Overview

This is a personal research project created to explore modern data engineering, analytics, and visualization techniques using real-world public data. The project uses child care enrollment data from Maryland's Early Childhood Education portal (earlychildhood.marylandpublicschools.org/data) to build a complete end-to-end analytics solution.
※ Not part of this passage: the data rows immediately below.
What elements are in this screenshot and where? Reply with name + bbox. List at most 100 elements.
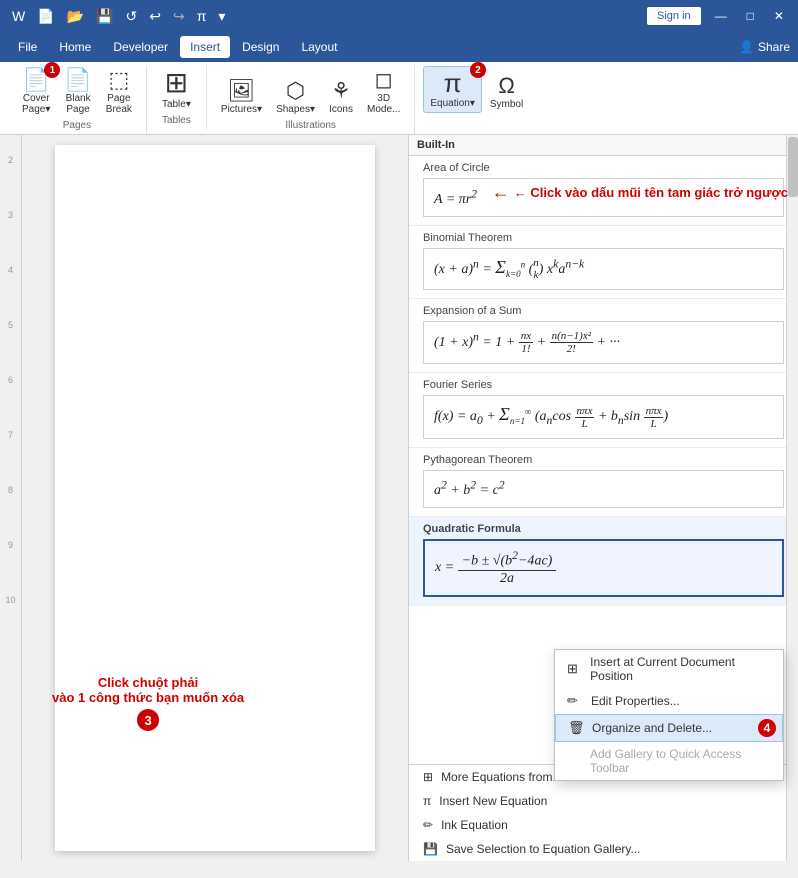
quadratic-formula: x = −b ± √(b2−4ac) 2a: [423, 539, 784, 597]
3d-models-icon: ◻: [375, 69, 393, 91]
panel-header: Built-In: [409, 135, 798, 156]
shapes-icon: ⬡: [286, 80, 305, 102]
ctx-organize-label: Organize and Delete...: [592, 721, 712, 735]
ruler-mark-10: 10: [5, 595, 15, 605]
blank-page-label: BlankPage: [66, 93, 91, 115]
ctx-edit-icon: ✏: [567, 693, 583, 709]
title-bar: W 📄 📂 💾 ↺ ↩ ↪ π ▾ Sign in — □ ✕: [0, 0, 798, 32]
maximize-button[interactable]: □: [741, 7, 760, 25]
table-button[interactable]: ⊞ Table▾: [156, 66, 197, 113]
icons-icon: ⚘: [331, 80, 351, 102]
insert-equation-icon: π: [423, 794, 431, 808]
pictures-button[interactable]: 🖼 Pictures▾: [215, 77, 268, 118]
ruler-mark-6: 6: [8, 375, 13, 385]
share-icon: 👤: [739, 40, 754, 54]
equation-wrapper: π Equation▾ 2: [423, 66, 482, 113]
ctx-organize-delete[interactable]: 🗑 Organize and Delete... 4: [555, 714, 783, 742]
minimize-button[interactable]: —: [709, 7, 733, 25]
main-area: 2 3 4 5 6 7 8 9 10 Click chuột phải vào …: [0, 135, 798, 861]
close-button[interactable]: ✕: [768, 7, 790, 25]
dropdown-icon[interactable]: ▾: [214, 6, 229, 27]
ribbon-group-tables: ⊞ Table▾ Tables: [147, 66, 207, 129]
cover-page-wrapper: 📄 CoverPage▾ 1: [16, 66, 56, 118]
save-selection-icon: 💾: [423, 842, 438, 856]
open-icon[interactable]: 📂: [63, 6, 88, 27]
ctx-organize-icon: 🗑: [568, 720, 584, 736]
equation-expansion-of-sum[interactable]: Expansion of a Sum (1 + x)n = 1 + nx 1! …: [409, 299, 798, 373]
panel-scrollbar[interactable]: [786, 135, 798, 861]
symbol-button[interactable]: Ω Symbol: [484, 72, 529, 113]
blank-page-button[interactable]: 📄 BlankPage: [58, 66, 97, 118]
ctx-insert-label: Insert at Current Document Position: [590, 655, 771, 683]
step3-badge: 3: [137, 709, 159, 731]
menu-home[interactable]: Home: [49, 36, 101, 58]
3d-models-button[interactable]: ◻ 3DMode...: [361, 66, 406, 118]
area-formula-math: A = πr2: [434, 192, 477, 207]
ctx-edit-label: Edit Properties...: [591, 694, 680, 708]
binomial-formula: (x + a)n = Σk=0n (nk) xkan−k: [423, 248, 784, 291]
table-label: Table▾: [162, 99, 191, 110]
illustrations-group-label: Illustrations: [285, 120, 336, 131]
save-icon[interactable]: 💾: [92, 6, 117, 27]
ribbon-group-illustrations: 🖼 Pictures▾ ⬡ Shapes▾ ⚘ Icons ◻ 3DMode..…: [207, 66, 415, 134]
share-button[interactable]: 👤 Share: [739, 40, 790, 54]
binomial-label: Binomial Theorem: [423, 232, 784, 244]
ruler-mark-9: 9: [8, 540, 13, 550]
panel-header-label: Built-In: [417, 139, 455, 151]
shapes-button[interactable]: ⬡ Shapes▾: [270, 77, 321, 118]
save-selection-item[interactable]: 💾 Save Selection to Equation Gallery...: [409, 837, 786, 861]
new-doc-icon[interactable]: 📄: [33, 6, 58, 27]
icons-label: Icons: [329, 104, 353, 115]
expansion-math: (1 + x)n = 1 + nx 1! + n(n−1)x² 2! + ···: [434, 335, 620, 350]
scroll-thumb[interactable]: [788, 137, 798, 197]
click-annotation-line2: vào 1 công thức bạn muốn xóa: [52, 690, 244, 705]
undo-icon[interactable]: ↩: [145, 6, 165, 27]
equation-fourier-series[interactable]: Fourier Series f(x) = a0 + Σn=1∞ (ancos …: [409, 373, 798, 447]
ctx-insert-position[interactable]: ⊞ Insert at Current Document Position: [555, 650, 783, 688]
insert-new-equation-item[interactable]: π Insert New Equation: [409, 789, 786, 813]
equation-label: Equation▾: [430, 98, 475, 109]
expansion-formula: (1 + x)n = 1 + nx 1! + n(n−1)x² 2! + ···: [423, 321, 784, 364]
quadratic-label: Quadratic Formula: [423, 523, 784, 535]
binomial-math: (x + a)n = Σk=0n (nk) xkan−k: [434, 262, 584, 277]
equation-pythagorean[interactable]: Pythagorean Theorem a2 + b2 = c2: [409, 448, 798, 518]
pythagorean-label: Pythagorean Theorem: [423, 454, 784, 466]
tables-buttons: ⊞ Table▾: [156, 66, 197, 113]
menu-developer[interactable]: Developer: [103, 36, 178, 58]
menu-layout[interactable]: Layout: [291, 36, 347, 58]
left-ruler: 2 3 4 5 6 7 8 9 10: [0, 135, 22, 861]
ruler-mark-7: 7: [8, 430, 13, 440]
app-window: W 📄 📂 💾 ↺ ↩ ↪ π ▾ Sign in — □ ✕ File Hom…: [0, 0, 798, 861]
ink-equation-icon: ✏: [423, 818, 433, 832]
ruler-mark-8: 8: [8, 485, 13, 495]
area-of-circle-label: Area of Circle: [423, 162, 784, 174]
ctx-edit-properties[interactable]: ✏ Edit Properties...: [555, 688, 783, 714]
equation-buttons: π Equation▾ 2 Ω Symbol: [423, 66, 529, 113]
expansion-label: Expansion of a Sum: [423, 305, 784, 317]
equation-quadratic[interactable]: Quadratic Formula x = −b ± √(b2−4ac) 2a: [409, 517, 798, 606]
callout-arrow-icon: ←: [492, 182, 510, 203]
ink-equation-item[interactable]: ✏ Ink Equation: [409, 813, 786, 837]
pages-buttons: 📄 CoverPage▾ 1 📄 BlankPage ⬚ PageBreak: [16, 66, 138, 118]
ribbon-group-pages: 📄 CoverPage▾ 1 📄 BlankPage ⬚ PageBreak P…: [8, 66, 147, 134]
share-label: Share: [758, 40, 790, 54]
equation-binomial-theorem[interactable]: Binomial Theorem (x + a)n = Σk=0n (nk) x…: [409, 226, 798, 300]
pythagorean-formula: a2 + b2 = c2: [423, 470, 784, 509]
tables-group-label: Tables: [162, 115, 191, 126]
menu-insert[interactable]: Insert: [180, 36, 230, 58]
page-break-label: PageBreak: [106, 93, 132, 115]
blank-page-icon: 📄: [64, 69, 91, 91]
quadratic-math: x = −b ± √(b2−4ac) 2a: [435, 560, 556, 575]
ruler-mark-3: 3: [8, 210, 13, 220]
ribbon: 📄 CoverPage▾ 1 📄 BlankPage ⬚ PageBreak P…: [0, 62, 798, 135]
menu-design[interactable]: Design: [232, 36, 289, 58]
pi-icon[interactable]: π: [193, 6, 211, 26]
ctx-gallery-label: Add Gallery to Quick Access Toolbar: [590, 747, 771, 775]
menu-file[interactable]: File: [8, 36, 47, 58]
cover-page-label: CoverPage▾: [22, 93, 50, 115]
pythagorean-math: a2 + b2 = c2: [434, 483, 505, 498]
signin-button[interactable]: Sign in: [647, 7, 701, 25]
autosave-icon[interactable]: ↺: [122, 6, 142, 27]
page-break-button[interactable]: ⬚ PageBreak: [100, 66, 138, 118]
icons-button[interactable]: ⚘ Icons: [323, 77, 359, 118]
The goal was to demonstrate practical skills in data extraction, ETL processing, machine learning forecasting, Power BI dashboard development, and interactive web presentation—all working together as a cohesive platform.

Project Motivation

This showcase project was built to:

  • Work with real public data instead of synthetic datasets
  • Explore the full data lifecycle: ingestion → transformation → analysis → visualization → presentation
  • Experiment with Microsoft Fabric, Power BI, and modern cloud data tools
  • Apply time-series forecasting to actual enrollment patterns
  • Build an interactive web interface to present analytics findings

The Maryland child care data provided a rich, real-world dataset with interesting patterns—enrollment trends, provider capacity, geographic distribution—making it ideal for analytics experimentation.

Technical Implementation

The complete workflow demonstrates end-to-end data engineering and analytics capabilities:

1. Data Acquisition

  • Source: Public data from Maryland's Early Childhood Education portal
  • Extraction: Python scripts to download and parse data files
  • Storage: Raw data loaded into Azure Data Lake for processing

2. Data Engineering Pipeline

  • ETL Processing: Azure Data Factory and Microsoft Fabric for data transformation
  • Data Cleaning: Handling missing values, standardizing formats, data validation
  • Data Modeling: Dimensional modeling for efficient querying and analysis
  • Lakehouse Architecture: Organized storage for both raw and processed data

3. Analytics & Machine Learning

  • Time-Series Forecasting: Python models (Prophet, statsmodels) for enrollment predictions
  • Trend Analysis: Identifying seasonal patterns and long-term trends
  • Statistical Analysis: Provider capacity metrics and utilization rates
  • Model Validation: Cross-validation to ensure forecast reliability

4. Visualization Layer

  • Power BI Dashboards: Interactive reports with filtering and drill-down capabilities
  • Custom Visualizations: Charts tailored for enrollment data patterns
  • Geographic Mapping: Regional distribution and heat maps

5. Web Presentation

  • Blazor Web App: Interactive interface to present findings and visualizations
  • Embedded Power BI: Live dashboards integrated into the web platform
  • Azure Deployment: Hosted solution accessible online

Key Features Demonstrated

Data Engineering Pipeline

Automated ETL workflow from raw public data through transformation to analytics-ready datasets

Predictive Modeling

Machine learning forecasts showing 6-12 month enrollment projections with confidence intervals

Interactive Analytics

Power BI dashboards with drill-down capabilities for exploring enrollment patterns

Full-Stack Solution

Complete platform from data ingestion to web presentation, showcasing end-to-end capabilities

Technical Stack Explored

This project provided hands-on experience with:

  • Cloud Data Platform: Microsoft Fabric for unified data engineering
  • Orchestration: Azure Data Factory for automated ETL pipelines
  • Analytics: Python (Pandas, NumPy) for data manipulation and analysis
  • Machine Learning: Prophet and statsmodels for time-series forecasting
  • Visualization: Power BI for business intelligence dashboards
  • Web Development: Blazor/.NET 8 for interactive presentation layer
  • Cloud Infrastructure: Azure services for hosting and deployment

Data Source

All data used in this project is publicly available from Maryland's Early Childhood Education Data Portal. This personal research project is not affiliated with or endorsed by the Maryland State Department of Education.